Fritzi Haberlandt|© Matthias Bothor

Fritzi Haberlandt, geboren 1975, studierte an der Hochschule für Schauspielkunst „Ernst Busch“ in Berlin. Bereits zu dieser Zeit arbeitete sie mit Robert Wilson zusammen (1997-1999). Von 2000 bis 2005 war sie festes Ensemblemitglied am Thalia Theater in Hamburg. Die Zeitschrift „Theater heute“ zeichnete sie für ihre Rollen an diesem Haus gleich zwei Mal hintereinander als Nachwuchsschauspielerin des Jahres aus (2000/2001). 2006 wechselte sie zum Berliner Maxim Gorki Theater unter der Intendanz von Armin Petras. Sie arbeitete außerdem mit Jan Bosse, Andreas Kriegenburg und Christoph Schlingensief.

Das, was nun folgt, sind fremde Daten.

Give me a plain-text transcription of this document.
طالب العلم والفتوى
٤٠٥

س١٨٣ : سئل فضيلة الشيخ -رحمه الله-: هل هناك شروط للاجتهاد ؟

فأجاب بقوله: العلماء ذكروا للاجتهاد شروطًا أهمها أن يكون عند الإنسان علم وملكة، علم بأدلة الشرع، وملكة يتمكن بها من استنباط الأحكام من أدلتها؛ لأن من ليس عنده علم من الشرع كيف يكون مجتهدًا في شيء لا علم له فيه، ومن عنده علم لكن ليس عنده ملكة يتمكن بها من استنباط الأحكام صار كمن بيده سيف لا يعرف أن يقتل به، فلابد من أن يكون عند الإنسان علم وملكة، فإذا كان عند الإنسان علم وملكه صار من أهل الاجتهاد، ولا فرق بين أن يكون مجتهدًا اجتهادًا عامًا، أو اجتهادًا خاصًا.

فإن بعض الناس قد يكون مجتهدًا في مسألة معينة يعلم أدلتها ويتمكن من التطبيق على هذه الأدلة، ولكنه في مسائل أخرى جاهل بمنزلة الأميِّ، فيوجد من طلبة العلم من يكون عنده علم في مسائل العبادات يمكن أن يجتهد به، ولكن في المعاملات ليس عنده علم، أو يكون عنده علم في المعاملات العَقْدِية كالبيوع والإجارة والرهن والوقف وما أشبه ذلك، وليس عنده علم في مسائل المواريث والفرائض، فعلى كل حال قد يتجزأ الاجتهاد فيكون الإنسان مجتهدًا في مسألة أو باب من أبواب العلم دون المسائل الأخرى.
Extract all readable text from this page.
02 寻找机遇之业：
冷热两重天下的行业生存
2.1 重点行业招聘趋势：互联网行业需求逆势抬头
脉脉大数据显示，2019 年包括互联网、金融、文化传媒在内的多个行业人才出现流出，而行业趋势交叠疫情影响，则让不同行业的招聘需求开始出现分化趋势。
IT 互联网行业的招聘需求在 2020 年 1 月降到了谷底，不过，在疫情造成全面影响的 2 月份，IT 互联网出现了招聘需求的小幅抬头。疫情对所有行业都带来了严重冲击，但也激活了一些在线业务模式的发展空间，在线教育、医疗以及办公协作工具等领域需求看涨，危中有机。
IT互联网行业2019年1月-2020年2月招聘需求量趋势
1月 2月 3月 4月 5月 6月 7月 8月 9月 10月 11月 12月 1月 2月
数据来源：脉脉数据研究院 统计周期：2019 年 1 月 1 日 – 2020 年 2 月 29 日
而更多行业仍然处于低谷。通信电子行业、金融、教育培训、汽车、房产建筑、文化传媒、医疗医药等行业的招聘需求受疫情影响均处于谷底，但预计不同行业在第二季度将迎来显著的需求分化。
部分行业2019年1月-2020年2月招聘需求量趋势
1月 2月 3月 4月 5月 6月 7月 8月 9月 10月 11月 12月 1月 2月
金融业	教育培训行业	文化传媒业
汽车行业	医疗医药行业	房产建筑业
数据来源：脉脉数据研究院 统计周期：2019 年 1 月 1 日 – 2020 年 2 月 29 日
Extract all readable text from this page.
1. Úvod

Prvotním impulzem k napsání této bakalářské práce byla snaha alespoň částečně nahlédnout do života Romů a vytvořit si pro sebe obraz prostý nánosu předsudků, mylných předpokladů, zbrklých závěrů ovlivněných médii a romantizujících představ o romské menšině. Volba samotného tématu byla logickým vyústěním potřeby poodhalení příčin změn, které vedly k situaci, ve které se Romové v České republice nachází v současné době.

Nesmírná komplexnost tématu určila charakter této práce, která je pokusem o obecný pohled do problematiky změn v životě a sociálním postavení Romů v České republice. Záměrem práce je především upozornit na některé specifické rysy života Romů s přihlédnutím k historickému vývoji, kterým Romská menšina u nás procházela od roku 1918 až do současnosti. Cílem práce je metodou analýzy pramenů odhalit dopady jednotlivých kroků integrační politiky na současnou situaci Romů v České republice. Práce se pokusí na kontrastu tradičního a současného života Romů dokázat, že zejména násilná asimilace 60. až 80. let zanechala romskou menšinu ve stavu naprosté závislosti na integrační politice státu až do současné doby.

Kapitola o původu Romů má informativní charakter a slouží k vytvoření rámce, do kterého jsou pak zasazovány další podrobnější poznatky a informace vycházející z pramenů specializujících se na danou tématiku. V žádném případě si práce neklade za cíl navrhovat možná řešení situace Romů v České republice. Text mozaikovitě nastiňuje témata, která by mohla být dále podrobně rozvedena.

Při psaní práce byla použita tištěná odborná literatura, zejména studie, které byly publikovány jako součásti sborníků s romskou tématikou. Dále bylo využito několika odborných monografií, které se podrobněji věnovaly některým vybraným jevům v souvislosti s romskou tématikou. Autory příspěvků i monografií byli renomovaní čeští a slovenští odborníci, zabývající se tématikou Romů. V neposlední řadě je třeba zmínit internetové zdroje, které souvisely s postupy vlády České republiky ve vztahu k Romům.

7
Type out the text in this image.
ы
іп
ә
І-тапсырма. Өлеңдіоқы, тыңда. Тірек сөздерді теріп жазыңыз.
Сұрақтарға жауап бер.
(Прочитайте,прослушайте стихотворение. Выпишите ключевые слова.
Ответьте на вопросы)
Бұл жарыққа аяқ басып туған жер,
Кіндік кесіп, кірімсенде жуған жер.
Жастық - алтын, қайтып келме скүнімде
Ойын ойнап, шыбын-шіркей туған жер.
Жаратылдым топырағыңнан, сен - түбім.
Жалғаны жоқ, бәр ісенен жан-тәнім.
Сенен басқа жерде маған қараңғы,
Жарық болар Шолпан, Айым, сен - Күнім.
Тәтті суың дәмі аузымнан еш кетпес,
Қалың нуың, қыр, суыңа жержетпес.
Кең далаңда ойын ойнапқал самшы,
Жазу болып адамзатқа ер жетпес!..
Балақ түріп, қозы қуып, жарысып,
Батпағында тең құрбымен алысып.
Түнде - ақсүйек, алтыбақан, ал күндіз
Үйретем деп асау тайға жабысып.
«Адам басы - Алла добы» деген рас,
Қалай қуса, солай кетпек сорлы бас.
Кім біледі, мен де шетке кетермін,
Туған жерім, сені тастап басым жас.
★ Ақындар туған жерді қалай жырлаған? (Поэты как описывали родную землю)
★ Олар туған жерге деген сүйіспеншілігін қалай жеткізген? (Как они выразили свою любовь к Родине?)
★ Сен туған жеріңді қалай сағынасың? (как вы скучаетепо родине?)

Erstmals im Film trat Fritzi Haberlandt in Egon Günthers Die Braut (1999) auf. Wenig später spielte sie eine Hauptrolle in der Ingrid-Noll-Verfilmung Kalt ist der Abendhauch (2000) von Rainer Kaufmann, dafür wurde sie 2001 mit dem Bayerischen Filmpreis als beste Nachwuchsdarstellerin ausgezeichnet. Den Deutschen Filmpreis gewann sie 2004 als beste Nebendarstellerin in Hendrik Handloegtens Liegen lernen (2003). Außerdem spielte sie in Lars Büchels Erbsen auf halb 6 (2004), der Judith-Hermann-Verfilmung Nicht als Gespenster (2006) von Martin Gypkens, Andreas Kleinerts Freischwimmer (2007) Für ihre herausragende komödiantische Leistung in Markus Sehrs Eine Insel namens Udo (2011) gewann sie 2012 den Ernst-Lubitsch-Preis. An der Seite von Mario Adorf spielte sie in diesem Jahr die Hauptrolle in Lola Randls Die Libelle und das Nashorn (2012). Sie ist außerdem regelmäßig in großen Fernsehrollen zu sehen, zum Beispiel im „Tatort“ oder in „Polizeiruf 110“. Aktuell spielt Fritzi Haberlandt am Schauspielhaus Stuttgart und am Deutschen Theater Berlin.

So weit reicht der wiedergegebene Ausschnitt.